Certains expliquaient aussi le saut dans le vide depuis un pont, la vitesse impressionnante sur un circuit de course, les descentes en rafting… Ils disaient la peur et la dose d’adrénaline. Et ils rêvaient de sentir à nouveau leur cœur battre la chamade et leurs cheveux se dresser sur la tête.
 

On se rappelait la tristesse de perdre un être cher, l’amour gratuit de ceux qui vous entourent dans les temps difficiles, la colère face à l’injustice, la joie de réussir par ses propres moyens… Tous ces sentiments forts qui n’existaient désormais que sous une forme diluée.

 

On disait la beauté magique et la force imposante des éléments déchaînés…

Et on s’avoua enfin que l’on avait été trop loin, beaucoup trop loin au temps d’avant. Tant de morts et de vies brisées auraient pu être évités si on avait été attentif à ses voisins, si on n’avait pas joué aux apprentis sorciers, si l’argent et le pouvoir n’avaient pas été le moteur du monde… Si…

Et si l’on avait été moins égoïste, est-ce que la Main serait apparue ?

 

*****

 

Peu à peu, Le Syndrome fit son apparition. Des gens, de plus en plus nombreux faisaient des crises. Ils hurlaient et gesticulaient de manière désordonnée en invectivant leur Main.

-          J’en ai marre !

-          Laisse-moi vivre !

-          Rends-moi ma liberté !

disaient-ils à la Main dressée dans un signe d’apaisement.

-          T’es pas mon père !

-          T’es pas ma mère !

crachaient-ils parfois. Et invariablement, l’index se penchait et se levait d’avant en arrière, comme pour contredire son humain.

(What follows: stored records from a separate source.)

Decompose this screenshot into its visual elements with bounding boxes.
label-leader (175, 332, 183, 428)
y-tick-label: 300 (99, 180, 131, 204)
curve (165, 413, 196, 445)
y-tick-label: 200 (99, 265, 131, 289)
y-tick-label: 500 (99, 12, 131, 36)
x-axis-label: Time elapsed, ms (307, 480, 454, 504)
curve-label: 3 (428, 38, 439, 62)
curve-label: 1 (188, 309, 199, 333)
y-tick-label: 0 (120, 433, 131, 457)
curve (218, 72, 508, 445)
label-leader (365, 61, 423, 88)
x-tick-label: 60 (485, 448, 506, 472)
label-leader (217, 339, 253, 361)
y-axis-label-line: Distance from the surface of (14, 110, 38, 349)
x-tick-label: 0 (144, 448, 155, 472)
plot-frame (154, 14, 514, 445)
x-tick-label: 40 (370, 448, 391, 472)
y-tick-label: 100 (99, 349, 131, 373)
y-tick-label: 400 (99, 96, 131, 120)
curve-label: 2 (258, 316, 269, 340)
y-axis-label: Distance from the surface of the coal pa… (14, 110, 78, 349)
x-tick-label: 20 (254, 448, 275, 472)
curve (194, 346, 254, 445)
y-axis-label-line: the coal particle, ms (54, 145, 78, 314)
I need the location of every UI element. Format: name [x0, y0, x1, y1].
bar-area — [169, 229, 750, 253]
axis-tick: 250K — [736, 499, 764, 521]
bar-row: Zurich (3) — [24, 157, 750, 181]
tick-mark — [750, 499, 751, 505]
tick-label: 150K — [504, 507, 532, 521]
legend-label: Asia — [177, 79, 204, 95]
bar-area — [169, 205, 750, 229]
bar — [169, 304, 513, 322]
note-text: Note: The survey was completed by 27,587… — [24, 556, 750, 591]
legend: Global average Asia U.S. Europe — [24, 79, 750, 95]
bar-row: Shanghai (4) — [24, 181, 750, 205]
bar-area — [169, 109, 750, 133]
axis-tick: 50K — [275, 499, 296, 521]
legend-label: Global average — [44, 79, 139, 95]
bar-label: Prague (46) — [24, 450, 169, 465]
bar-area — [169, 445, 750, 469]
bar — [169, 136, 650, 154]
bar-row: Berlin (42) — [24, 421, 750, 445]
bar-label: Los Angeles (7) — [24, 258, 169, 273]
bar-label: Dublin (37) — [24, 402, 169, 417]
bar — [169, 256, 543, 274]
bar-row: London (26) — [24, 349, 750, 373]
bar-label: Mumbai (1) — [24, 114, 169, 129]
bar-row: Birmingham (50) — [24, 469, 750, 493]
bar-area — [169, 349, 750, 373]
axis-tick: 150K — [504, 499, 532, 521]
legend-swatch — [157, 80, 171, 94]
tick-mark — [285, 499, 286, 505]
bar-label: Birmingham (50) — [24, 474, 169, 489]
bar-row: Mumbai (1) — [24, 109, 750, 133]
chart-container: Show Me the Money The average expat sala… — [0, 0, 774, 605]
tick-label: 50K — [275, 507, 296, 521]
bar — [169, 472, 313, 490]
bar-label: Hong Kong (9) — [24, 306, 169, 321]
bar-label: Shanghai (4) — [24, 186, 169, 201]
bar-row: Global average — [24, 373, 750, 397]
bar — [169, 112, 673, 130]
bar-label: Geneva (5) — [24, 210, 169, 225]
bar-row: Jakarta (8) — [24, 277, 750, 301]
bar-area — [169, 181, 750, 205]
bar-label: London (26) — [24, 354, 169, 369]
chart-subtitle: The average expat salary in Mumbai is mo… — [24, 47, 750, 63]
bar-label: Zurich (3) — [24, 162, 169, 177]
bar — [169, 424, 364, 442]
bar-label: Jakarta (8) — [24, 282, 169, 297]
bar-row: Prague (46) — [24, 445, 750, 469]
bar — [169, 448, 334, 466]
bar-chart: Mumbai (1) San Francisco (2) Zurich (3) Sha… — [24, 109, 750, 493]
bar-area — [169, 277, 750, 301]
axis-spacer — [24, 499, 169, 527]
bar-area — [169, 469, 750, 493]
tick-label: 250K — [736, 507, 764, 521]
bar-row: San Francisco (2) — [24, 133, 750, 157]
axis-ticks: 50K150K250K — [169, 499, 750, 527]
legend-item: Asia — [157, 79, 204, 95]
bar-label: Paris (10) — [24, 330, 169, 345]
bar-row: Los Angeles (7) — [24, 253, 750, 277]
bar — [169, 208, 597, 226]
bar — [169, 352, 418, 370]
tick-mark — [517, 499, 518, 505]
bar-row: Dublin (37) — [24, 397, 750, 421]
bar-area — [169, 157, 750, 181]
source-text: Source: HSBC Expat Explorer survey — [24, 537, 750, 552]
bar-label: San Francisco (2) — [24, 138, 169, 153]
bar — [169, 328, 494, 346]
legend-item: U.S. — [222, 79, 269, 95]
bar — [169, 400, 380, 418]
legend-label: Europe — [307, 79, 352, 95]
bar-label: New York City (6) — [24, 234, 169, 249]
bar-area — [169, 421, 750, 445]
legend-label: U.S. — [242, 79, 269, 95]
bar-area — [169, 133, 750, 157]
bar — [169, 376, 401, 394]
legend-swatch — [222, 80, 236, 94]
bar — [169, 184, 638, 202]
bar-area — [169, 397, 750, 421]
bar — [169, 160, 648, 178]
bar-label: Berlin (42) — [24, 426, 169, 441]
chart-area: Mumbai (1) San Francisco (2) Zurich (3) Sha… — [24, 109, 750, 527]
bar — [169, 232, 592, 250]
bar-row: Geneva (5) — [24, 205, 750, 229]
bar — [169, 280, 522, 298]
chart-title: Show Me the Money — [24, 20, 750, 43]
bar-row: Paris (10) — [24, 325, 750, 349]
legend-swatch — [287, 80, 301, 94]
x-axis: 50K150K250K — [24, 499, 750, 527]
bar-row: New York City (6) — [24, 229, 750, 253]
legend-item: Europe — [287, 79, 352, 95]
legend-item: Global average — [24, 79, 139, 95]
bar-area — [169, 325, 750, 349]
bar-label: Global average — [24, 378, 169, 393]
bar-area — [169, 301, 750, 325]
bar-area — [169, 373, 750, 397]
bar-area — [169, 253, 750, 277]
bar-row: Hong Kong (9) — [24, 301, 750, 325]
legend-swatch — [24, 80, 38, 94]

De grands professeurs affirmèrent péremptoirement que les liens tissés depuis si longtemps avec son humain faisaient penser à la Main qu’elle était devenue un membre à part entière de la famille… Il n’y avait de pas d’autre explication.  

Et Le Syndrome continua à se répandre comme une traînée de poudre. Bientôt une bonne partie de l’humanité ne put supporter la simple vue de la Main. On se mit à chuchoter, à s’envoyer des petits messages discrets, à se parler par sous-entendus… Comme si elle ne pouvait pas comprendre !

Plus ce phénomène se répandait et plus la Main semblait perdre de sa superbe. Elle se voûtait de plus en plus, comme affligée par le mal qui rongeait l’humanité. Certains disaient même qu’elle était triste.

 

*****

 

Et un beau matin, le miracle arriva. La Main avait perdu de sa consistance. Elle devint presque transparente, puis, après un dernier regard jeté à son protégé, elle disparut.  

C’est alors que l’on trouva « Le Message ». Toujours le même, à la virgule près, auprès de chaque humain :

 

" Mes petits

Je ne pouvais pas vous laisser continuer ainsi… Vous étiez si désemparés, si désespérés, si fous… Vous pensiez être seuls responsables du monde. Vous imaginiez tout savoir, mais vous ne compreniez pas tous les rouages. Vous ne pouviez pas réussir. 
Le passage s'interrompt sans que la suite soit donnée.